Messi wurde - zum x-ten Mal in seiner Karriere - als «Gott» und als «Außerirdischer» gefeiert. Auf den Argentinier setzen auch die Kollegen um Luis Suárez. Der Stürmer aus Uruguay weiß zudem: «In einem einzigen Spiel kann alles passieren. Die Chancen stehen 50:50.» Aber reicht ein Messi, um die Bayern auszuschalten und den 7,5 Kilogramm schweren Henkelpott erstmals seit 2015 und zum sechsten Mal insgesamt zu holen?, fragt man sich in Barcelona.

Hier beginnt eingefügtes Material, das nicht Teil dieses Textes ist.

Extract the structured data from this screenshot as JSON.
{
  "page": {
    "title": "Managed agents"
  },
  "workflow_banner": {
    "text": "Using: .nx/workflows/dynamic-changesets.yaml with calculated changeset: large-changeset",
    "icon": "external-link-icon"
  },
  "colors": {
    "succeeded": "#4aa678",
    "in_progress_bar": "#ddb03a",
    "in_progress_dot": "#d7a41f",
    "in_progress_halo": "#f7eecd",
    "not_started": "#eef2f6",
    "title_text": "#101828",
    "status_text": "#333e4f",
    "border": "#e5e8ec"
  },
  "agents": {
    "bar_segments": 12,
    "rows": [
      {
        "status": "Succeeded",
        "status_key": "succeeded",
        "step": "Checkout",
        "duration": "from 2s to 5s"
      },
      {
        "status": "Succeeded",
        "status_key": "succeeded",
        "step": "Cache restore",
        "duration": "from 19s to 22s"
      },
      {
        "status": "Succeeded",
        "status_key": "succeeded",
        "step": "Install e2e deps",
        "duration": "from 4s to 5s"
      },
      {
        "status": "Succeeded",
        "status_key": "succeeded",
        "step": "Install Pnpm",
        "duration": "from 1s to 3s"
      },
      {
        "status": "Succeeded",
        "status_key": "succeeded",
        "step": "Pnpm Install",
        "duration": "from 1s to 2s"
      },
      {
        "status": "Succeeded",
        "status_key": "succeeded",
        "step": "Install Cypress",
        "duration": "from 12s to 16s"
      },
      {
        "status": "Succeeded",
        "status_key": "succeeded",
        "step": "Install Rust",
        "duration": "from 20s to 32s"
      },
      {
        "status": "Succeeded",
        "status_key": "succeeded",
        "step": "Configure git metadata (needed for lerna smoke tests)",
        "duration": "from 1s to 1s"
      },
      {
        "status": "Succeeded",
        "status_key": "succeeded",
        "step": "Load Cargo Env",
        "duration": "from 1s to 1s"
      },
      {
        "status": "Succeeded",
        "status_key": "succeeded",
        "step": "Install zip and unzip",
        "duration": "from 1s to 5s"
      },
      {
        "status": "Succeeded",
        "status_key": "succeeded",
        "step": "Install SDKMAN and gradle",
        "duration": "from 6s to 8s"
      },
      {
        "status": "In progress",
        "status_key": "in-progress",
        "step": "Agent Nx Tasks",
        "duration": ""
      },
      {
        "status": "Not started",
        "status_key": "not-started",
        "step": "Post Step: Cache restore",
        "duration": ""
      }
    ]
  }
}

Gegen den Tabellensiebten aus Italien hatte man nämlich in den ersten zehn Minuten und trotz des relativ bequemen Vorsprungs auch in der zweiten Hälfte enorme Schwierigkeiten. Selbst Ballbesitz, «Tiki-Taka», die traditionelle Stärke der Katalanen, klappte da gar nicht. «Barcelona ist nicht mehr das Team früherer Jahre, Pressing existiert nicht mehr», stellte Gäste-Trainer Gennaro Gattuso fest. Der französische Weltmeister Antoine Griezmann kam zu allem Übel auch gegen Neapel nicht aus dem Formtief heraus.

Es gab aber auch positive Nachrichten: Der Niederländer Frenkie de Jong, der nach der Corona-Pause wegen einer Verletzung acht von elf Liga-Spiele verpasst hatte, zog am Samstagabend im Mittelfeld wie zu besten Ajax-Zeiten die Fäden. Die Abwehr vor ter Stegen, oft ein Schwachpunkt der Katalanen, präsentierte sich in der Sturm- und Drangperiode der Süditaliener ziemlich sattelfest.

Vor allem das Innenduo Gerard Piqué-Clement Lenglet. Und gegen die Bayern stehen mehrere Joker zur Verfüng, die gegen Neapel nicht zum Einsatz kamen. Stürmer Ansu Fati (17), Mittelfeldmann Riqui Puig (20) und nach langer Verletzungspause auch Ousmane Dembélé. Schafft der Ex-Dortmunder gar gegen die Bayern endlich den Durchbruch bei Barça?

Auch wenn die Katalanen in der Liga zuletzt zum Teil sehr schwach waren und den spanischen Liga-Titel erstmals seit 2017 an den Erzrivalen Real Madrid abgaben: Zu unterschätzen ist das Team, das als einziges zum 13. Mal in Serie ins Viertelfinale der Königsklasse einzog, sicher nicht.

Der umstrittene Setién, der laut Medien nur deshalb noch seinen Job hat, weil der Markt keine Alternative bot, soll sich mit seinen Schützlingen vor dem letzten Liga-Spiel bei Alavés (5:0) ausgesprochen und Differenzen auch mit Messi bereinigt haben. Er gab sich am Samstag Mühe, die heimischen Journalisten davon zu überzeugen, dass es Grund zur Hoffnung gibt. «Die Bayern sind ein großartiges Team, aber wir sind es auch. Es wird für uns so schwer wie für die werden», sagte der Coach.